A Madonna del Pilone e Boschetto una serata di ascolto con don Luigi Maria Epicoco

A Madonna del Pilone e Boschetto una serata di ascolto con don Luigi Maria Epicoco 1

BRA – ​Ci sono serate che lasciano un segno profondo, capace di durare a lungo nel tempo. È quello che si è respirato durante l’incontro con don Luigi Maria Epicoco, un appuntamento che ha trasformato le comunità di Madonna del Pilone e Boschetto in un unico cuore pulsante, capace di mobilitarsi con straordinaria generosità per accogliere uno dei teologi e comunicatori più seguiti della Chiesa italiana.

​Una preparazione fatta di cura, dettagli e accoglienza

​La macchina organizzativa si è messa in moto con un gruppo di oltre venticinque volontari della parrocchia si è rimboccato le maniche lavorando senza sosta per ogni necessità pratica: dalla pulizia degli spazi alla sistemazione delle sedie, dalla gestione dell’illuminazione dei parcheggi all’allestimento di un piccolo punto di ristoro con acqua e caffè.

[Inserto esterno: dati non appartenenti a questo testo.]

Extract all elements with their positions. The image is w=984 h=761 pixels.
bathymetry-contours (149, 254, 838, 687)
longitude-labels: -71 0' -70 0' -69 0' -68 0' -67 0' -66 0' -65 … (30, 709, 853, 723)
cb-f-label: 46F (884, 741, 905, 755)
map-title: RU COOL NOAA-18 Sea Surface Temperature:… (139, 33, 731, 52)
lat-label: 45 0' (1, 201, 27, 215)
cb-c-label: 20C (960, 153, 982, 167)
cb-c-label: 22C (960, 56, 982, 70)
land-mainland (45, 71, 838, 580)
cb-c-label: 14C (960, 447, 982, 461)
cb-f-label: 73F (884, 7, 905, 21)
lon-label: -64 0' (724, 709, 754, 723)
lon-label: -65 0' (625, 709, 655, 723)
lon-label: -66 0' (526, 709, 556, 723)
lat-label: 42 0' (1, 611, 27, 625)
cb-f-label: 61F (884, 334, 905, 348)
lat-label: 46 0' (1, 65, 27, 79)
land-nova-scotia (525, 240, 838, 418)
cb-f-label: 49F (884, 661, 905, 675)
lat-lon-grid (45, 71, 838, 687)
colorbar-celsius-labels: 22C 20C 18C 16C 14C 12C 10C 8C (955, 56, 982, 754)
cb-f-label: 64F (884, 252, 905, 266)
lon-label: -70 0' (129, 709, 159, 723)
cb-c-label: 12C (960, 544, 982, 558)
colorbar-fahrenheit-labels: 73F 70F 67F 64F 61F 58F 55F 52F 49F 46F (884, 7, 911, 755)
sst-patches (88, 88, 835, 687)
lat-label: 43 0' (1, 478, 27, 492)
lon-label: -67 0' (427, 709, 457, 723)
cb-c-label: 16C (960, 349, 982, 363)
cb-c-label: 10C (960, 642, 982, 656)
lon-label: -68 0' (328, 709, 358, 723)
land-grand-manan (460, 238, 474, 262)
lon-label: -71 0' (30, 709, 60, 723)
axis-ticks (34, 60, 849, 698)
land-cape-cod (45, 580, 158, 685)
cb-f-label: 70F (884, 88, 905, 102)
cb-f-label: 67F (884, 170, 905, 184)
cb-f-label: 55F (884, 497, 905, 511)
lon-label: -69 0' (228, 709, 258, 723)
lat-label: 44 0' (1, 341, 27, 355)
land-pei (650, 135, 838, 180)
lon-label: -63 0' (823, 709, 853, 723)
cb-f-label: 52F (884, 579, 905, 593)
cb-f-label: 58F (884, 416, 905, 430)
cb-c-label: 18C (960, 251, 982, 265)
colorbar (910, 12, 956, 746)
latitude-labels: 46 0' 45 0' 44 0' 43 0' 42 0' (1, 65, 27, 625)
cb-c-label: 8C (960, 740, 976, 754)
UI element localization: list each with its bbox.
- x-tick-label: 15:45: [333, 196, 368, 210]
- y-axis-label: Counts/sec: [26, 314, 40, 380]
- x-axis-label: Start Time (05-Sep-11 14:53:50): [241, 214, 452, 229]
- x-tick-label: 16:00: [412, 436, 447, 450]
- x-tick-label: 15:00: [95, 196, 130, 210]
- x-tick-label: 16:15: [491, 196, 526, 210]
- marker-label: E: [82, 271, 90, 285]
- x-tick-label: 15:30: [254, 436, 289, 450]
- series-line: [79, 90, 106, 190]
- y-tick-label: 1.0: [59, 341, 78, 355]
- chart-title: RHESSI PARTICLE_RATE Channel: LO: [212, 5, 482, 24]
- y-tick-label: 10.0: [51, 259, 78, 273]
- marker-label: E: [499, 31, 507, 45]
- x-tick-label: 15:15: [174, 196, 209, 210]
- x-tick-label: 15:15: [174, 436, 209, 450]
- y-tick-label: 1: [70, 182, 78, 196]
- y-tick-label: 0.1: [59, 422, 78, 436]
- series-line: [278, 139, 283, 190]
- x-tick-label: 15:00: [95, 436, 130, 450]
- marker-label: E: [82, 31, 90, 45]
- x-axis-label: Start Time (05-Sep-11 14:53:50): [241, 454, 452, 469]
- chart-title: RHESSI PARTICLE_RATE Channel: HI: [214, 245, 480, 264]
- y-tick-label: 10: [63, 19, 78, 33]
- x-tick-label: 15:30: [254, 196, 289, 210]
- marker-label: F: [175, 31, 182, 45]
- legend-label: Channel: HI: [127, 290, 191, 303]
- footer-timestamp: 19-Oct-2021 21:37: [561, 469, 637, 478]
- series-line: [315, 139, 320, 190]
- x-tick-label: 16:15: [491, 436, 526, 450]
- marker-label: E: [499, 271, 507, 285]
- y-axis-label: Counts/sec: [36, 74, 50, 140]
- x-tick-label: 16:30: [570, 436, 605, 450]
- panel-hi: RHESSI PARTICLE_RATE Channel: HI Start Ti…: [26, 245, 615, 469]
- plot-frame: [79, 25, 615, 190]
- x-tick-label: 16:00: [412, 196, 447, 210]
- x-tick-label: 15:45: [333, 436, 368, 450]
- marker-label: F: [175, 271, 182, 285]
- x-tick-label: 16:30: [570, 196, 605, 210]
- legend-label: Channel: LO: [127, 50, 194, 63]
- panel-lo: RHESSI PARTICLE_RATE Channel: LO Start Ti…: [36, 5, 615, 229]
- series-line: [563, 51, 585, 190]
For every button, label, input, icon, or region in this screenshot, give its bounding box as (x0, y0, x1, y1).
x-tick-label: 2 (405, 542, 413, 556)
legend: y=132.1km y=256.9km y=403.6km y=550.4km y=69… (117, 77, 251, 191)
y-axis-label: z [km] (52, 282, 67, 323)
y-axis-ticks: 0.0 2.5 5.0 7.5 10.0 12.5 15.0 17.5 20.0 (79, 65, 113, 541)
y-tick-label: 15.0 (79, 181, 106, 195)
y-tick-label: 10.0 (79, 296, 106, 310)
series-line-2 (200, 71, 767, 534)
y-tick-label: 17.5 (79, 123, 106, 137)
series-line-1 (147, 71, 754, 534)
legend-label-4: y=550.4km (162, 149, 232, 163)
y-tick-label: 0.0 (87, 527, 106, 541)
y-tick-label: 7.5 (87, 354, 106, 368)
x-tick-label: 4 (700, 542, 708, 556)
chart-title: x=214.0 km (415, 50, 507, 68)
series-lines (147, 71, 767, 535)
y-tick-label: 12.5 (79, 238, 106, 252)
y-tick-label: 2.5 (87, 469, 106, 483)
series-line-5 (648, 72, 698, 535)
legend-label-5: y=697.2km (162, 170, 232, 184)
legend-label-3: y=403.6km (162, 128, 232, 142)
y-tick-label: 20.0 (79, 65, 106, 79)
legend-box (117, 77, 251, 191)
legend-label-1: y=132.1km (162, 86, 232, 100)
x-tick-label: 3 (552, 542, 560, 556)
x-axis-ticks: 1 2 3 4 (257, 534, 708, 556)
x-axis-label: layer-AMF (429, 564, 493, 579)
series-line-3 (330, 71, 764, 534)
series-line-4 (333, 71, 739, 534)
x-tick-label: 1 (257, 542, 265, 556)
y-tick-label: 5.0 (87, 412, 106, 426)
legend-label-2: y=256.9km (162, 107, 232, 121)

​Un entusiasmo contagioso che ha coinvolto i giovani della comunità, sempre pronti a mettersi al servizio, e gli stessi abitanti del borgo. Emblematico il gesto di alcuni vicini di casa che, vista la grande affluenza, non hanno esitato ad aprire i propri portoni e portare in strada le sedie di casa per permettere a quanti più pellegrini possibile di potersi accomodare.

​Una presenza straordinaria: in ottocento per la catechesi

​L’arrivo di don Luigi, puntuale alle 20.30, ha trovato ad attenderlo una folla imponente. Alle 21 la partecipazione aveva già superato ogni previsione: esaurite in un baleno tutte le 760 sedie allestite, oltre ottocento persone hanno gremito la piazza e la strada adiacente.

A Madonna del Pilone e Boschetto una serata di ascolto con don Luigi Maria Epicoco

​La serata si è aperta con la recita del Rosario, guidata dallo stesso don Epicoco e recitata con garbo dai ragazzi della parrocchia.

​A seguire, introdotta da un canto allo Spirito Santo, ha preso il via la catechesi incentrata sulla figura di san Francesco d’Assisi e sulla sua capacità di parlare direttamente alla vita quotidiana di ciascuno di noi. In un silenzio quasi tangibile, l’assemblea si è lasciata guidare da una parola profonda, semplice e al tempo stesso capace di toccare il cuore.

​Il valore di una presentazione

​Prima dell’intervento, don Luigi è stato introdotto ripercorrendo il ricco percorso personale, ecclesiale e accademico che lo caratterizza. Un gesto voluto dagli organizzatori per far risaltare il valore del suo ministero.

​Sacerdote dell’arcidiocesi dell’Aquila, teologo e apprezzato scrittore, don Epicoco ricopre attualmente importanti ruoli di responsabilità:

  • Assistente ecclesiastico del Dicastero per la Comunicazione della Santa Sede.
  • Editoriale e collaboratore de L’Osservatore Romano.
  • Docente di filosofia alla Pontificia università lateranense e l’Issr dell’Aquila.
  • Presidente dell’istituto Rezzara di Vicenza e conferenziere richiesto in tutta Italia.

​Autorità, fedeli e sacerdoti uniti in un clima di gioia

​L’appuntamento ha saputo richiamare presenze da moltissime realtà. Tra le autorità intervenute figuravano il sindaco di Bra, Gianni Fogliato, il sindaco di Cavallermaggiore, Davide Sannazzaro, e il presidente dell’Avis di Madonna del Pilone, Claudio Testa.

​Accanto a loro, moltissimi i fedeli giunti dai paesi vicini come Marene, Savigliano e Racconigi, ma anche da fuori regione, con gruppi arrivati da Milano, Sanremo, Torino, Asti e Cuneo. Significativa la partecipazione dei membri della Comunità cenacolo, dei volontari del Centro di don Gasparino di Cuneo e delle comunità locali. Per tutta la serata, ben sei sacerdoti e diversi frati si sono messi a disposizione dell’assemblea per l’ascolto e il sacramento della Riconciliazione.

​La serata si è poi avviata alla  con il canto della Salve Regina e i saluti finali, lasciando in tutti i presenti un forte senso di gratitudine.

​«Oggi viviamo di rendita di tutta questa bellezza, perché Dio è bellezza», ha commentato con commozione Daniela Ternavasio, tra le organizzatrici dell’evento, sintetizzando lo spirito di una serata che rimarrà tra i ricordi più cari della comunità.